Cross-Platform Arbitrage

Quick definition. Trading the same event across different prediction-market platforms to profit from price discrepancies. In practice it's rarely risk-free because different platforms resolve the "same" event under different rules and oracles, leaving residual basis risk.

Key insights

In their words

The same contract at 58-67 cents on different platforms.· Lotus
In-game prices correlate at 0.99+ with FanDuel.· Kunal Doshi
Information flows freely across platforms even when regulatory frameworks differ.· Rajiv Sethi
Only 70 of 131 resolved elections appeared on both platforms; among 1,826 active electoral events, overlap drops to 18%.· Hall & Paschal

Where it matters

Cross-platform arbitrage is what makes the multi-venue prediction-market world behave like a single market · without it, Polymarket and Kalshi quotes could drift indefinitely.

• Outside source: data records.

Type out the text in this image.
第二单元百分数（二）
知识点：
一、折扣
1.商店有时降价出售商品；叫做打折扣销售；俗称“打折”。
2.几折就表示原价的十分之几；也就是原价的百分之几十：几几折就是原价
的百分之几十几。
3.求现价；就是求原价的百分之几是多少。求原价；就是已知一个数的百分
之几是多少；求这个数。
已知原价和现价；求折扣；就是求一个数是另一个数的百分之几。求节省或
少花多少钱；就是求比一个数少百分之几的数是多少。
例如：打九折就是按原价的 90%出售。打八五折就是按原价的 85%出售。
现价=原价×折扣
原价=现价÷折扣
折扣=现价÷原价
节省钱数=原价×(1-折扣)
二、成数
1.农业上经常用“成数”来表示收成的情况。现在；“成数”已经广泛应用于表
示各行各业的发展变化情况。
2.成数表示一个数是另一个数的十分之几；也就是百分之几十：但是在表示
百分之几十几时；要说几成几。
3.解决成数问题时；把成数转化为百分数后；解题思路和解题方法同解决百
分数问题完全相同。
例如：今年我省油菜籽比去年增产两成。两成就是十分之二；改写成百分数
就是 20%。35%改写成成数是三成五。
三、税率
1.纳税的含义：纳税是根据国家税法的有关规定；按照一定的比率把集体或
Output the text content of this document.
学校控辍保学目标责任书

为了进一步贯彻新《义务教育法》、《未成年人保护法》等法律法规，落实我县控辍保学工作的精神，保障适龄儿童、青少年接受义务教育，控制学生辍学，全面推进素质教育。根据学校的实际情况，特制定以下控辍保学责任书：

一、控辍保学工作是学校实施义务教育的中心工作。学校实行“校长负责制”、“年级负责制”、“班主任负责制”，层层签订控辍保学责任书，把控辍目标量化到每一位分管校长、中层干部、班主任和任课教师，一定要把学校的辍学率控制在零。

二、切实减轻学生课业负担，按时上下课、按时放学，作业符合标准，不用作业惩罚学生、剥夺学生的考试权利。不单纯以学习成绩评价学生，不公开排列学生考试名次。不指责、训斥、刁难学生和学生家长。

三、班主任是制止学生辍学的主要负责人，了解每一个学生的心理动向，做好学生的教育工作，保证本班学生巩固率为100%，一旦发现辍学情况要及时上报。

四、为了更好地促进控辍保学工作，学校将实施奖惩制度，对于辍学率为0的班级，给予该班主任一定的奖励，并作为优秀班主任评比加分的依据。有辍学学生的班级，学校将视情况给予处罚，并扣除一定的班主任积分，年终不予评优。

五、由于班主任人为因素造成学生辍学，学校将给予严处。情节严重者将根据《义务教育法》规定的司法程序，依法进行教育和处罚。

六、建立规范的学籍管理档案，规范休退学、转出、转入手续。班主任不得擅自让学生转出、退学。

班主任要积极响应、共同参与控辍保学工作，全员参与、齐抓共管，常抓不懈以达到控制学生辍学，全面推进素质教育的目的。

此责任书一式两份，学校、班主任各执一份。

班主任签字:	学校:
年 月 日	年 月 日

But the arbitrage is bounded by capital lock-up (positions don't settle until resolution), oracle divergence (Kalshi's CFTC settlement vs. UMA on Polymarket can differ), and KYC frictions (the same trader cannot always access both venues legally). Every "meta-pool" or "unified PM liquidity" proposal in 2026 is effectively an attempt to internalize cross-platform arbitrage on behalf of the network.